Passadas umas horas a cadelinha é abatida.
Já anoitece, tudo está novamente calmo na vila do passarinho, e Ricardo, não sendo daí, decide-se a ir embora. Reflete para consigo que sempre há estrago quando vem à vila do passarinho. Acácio junta-se um pouco a ele no caminho de retorno e diz " Estes filhos da puta, não acha, Ricardo?". Ricardo prefere ir só, não precisa naquela hora dos juízos de Acácio.
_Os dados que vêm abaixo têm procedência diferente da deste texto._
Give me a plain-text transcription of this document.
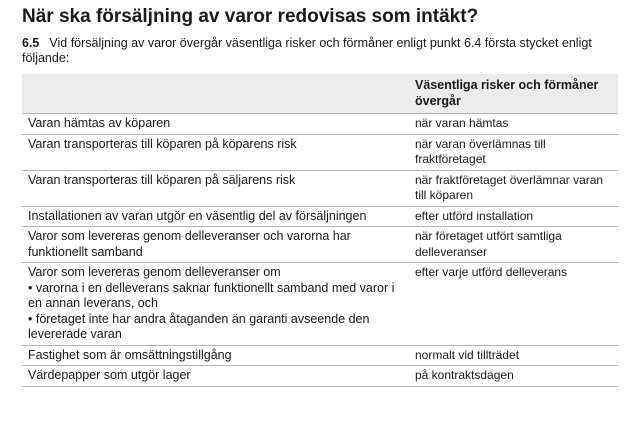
När ska försäljning av varor redovisas som intäkt?
6.5 Vid försäljning av varor övergår väsentliga risker och förmåner enligt punkt 6.4 första stycket enligt följande:
	Väsentliga risker och förmåner övergår

Varan hämtas av köparen	när varan hämtas

Varan transporteras till köparen på köparens risk	när varan överlämnas till fraktföretaget

Varan transporteras till köparen på säljarens risk	när fraktföretaget överlämnar varan till köparen

Installationen av varan utgör en väsentlig del av försäljningen	efter utförd installation

Varor som levereras genom delleveranser och varorna har funktionellt samband	när företaget utfört samtliga delleveranser

Varor som levereras genom delleveranser om
• varorna i en delleverans saknar funktionellt samband med varor i en annan leverans, och
• företaget inte har andra åtaganden än garanti avseende den levererade varan	efter varje utförd delleverans

Fastighet som är omsättningstillgång	normalt vid tillträdet

Värdepapper som utgör lager	på kontraktsdagen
E assim o dia caminha para o fim. A natureza está bem naquele início de noite na vila do passarinho, tudo está calmo e sereno, tudo brinca, à exceção, claro, das pessoas, e de tudo o que lhes é inerente. Ricardo reflete novamente sobre a vila do passarinho, sempre parada, sempre igual, e chora a morte dessa cadelinha tão jovem e tão pura. O dia termina com este regresso a casa, em que Ricardo vendo a placa no sentido contrário que diz " Vila do passarinho: 20 km" diz: 20 km é bom, quer-se de lá é distância!